UA In the News — June 3

Rising high school seniors serve the community
Tuscaloosa News – June 3
Dawson Foust wants to become an electrical engineer when he graduates from Holly Pond High School next year. To better prepare him for the future, Foust is one of nearly 600 rising seniors across Alabama taking part in this year’s American Legion Alabama Boys State program, a program held at the University of Alabama for one week to teach the importance of leadership, citizenship and service. On Thursday, Foust and 60 other boys worked at Northington Elementary School to trim hedges and clean up the property. Although work like this has little to do with what he wants to do as an adult, Foust said the program teaches the importance of working together and being a leader.
 
Former Fort Wayne resident Michael Martone wins prestigious writing award
Ft. Wayne News Sentinel – June 3
A former Fort Wayne resident now living and teaching in Alabama has won a significant writing award. Michael Martone, a professor of English and creative writing at The University of Alabama in Tuscaloosa, has won the 2016 Mark Twain Award for Distinguished Contributions to Midwestern Literature. The Society for the Study of Midwestern Literature will present the award Friday at Michigan State University. Born and raised in Fort Wayne, Martone attended Butler University and graduated from Indiana University. He holds a master’s degree from the Writing Seminars at Johns Hopkins University.
 
Eufaula’s young students will learn computer coding
Eufala Tribune – June 2
Teachers at Eufaula Primary School and Eufaula Elementary School spent a day learning a new language recently. It wasn’t French, Spanish or even Chinese these educators tackled; it was the language of computer coding.

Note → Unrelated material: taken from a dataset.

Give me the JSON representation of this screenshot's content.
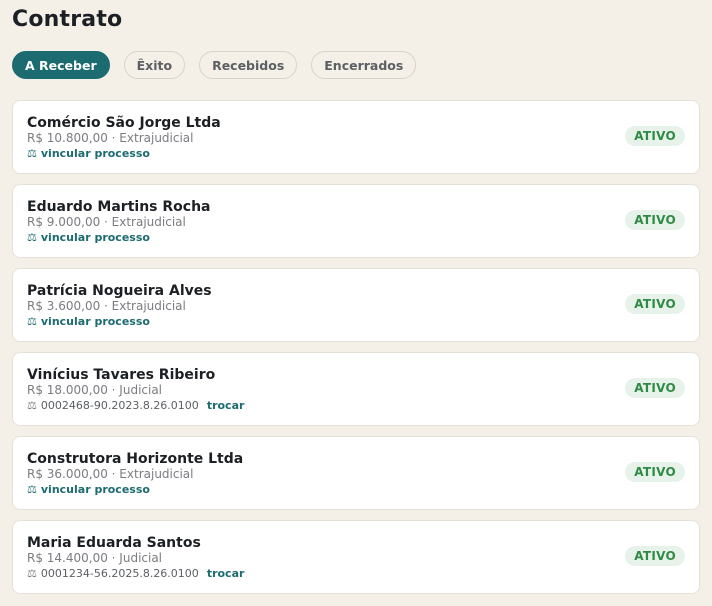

ECS brought in Dr. Jeff Gray a computer science professor from the University of Alabama for a day of professional development. “In many ways it’s like a whole new foreign language,” said Superintendent Dr. Elisabeth Davis. “In fact, some school systems are looking at including it as credit to meet the foreign language requirement.”
 
Welfare Utopia
The Atlantic – May 31
In much of the country, poor people are finding that there are fewer and fewer government benefits available to help them stay afloat. But here in this progressive corner of the Northwest, the poor can access an extensive system of state-sponsored supports and services … What makes a state generous, like Oregon, or punitive, like Arkansas, which I visited earlier this year? Joe Soss, Richard C. Fording, and Sanford F. Schram, the authors of the book Disciplining the Poor, point to a number of things, including which party controls the state legislature and the benefit-to-wage ratio in the state (basically, the higher wages are relative to benefits, the less likely states are to make cuts).
 
Why you should encourage your students to study abroad
Al.com – June 2
(By Dr. B. Joyce Stallworth, who retired from the University of Alabama on April 1, 2016. Until then, she served as the Associate Provost for Special Projects and Professor of English Education.) Existing in contexts outside the United States can expand North Americans’ cultural cache and positively impact our perspectives on respecting geographical, cultural, racial and ethnic diversity. When we live and work within contexts that are different from our own comfortable “home” cultures, we can either happily learn how to negotiate living in new places or we can view them as very different. Often, that perspective translates into believing the locations are less than, and that is simply not the case.
 
University of Alabama Receives SVG/NACDA Technology Leadership Award
SVG News – June 2
On Day 1 of the College Sports Summit in Atlanta, SVG and NACDA honored the University of Alabama with the fourth-annual SVG/NACDA Technology Leadership Award. The award is presented each year to the university athletic department that meets the outlined criteria of commitment to the investment in and execution of broadcast- and video-infrastructure technologies. Crimson Tide Productions Director Justin Brant accepted the award on behalf of the university.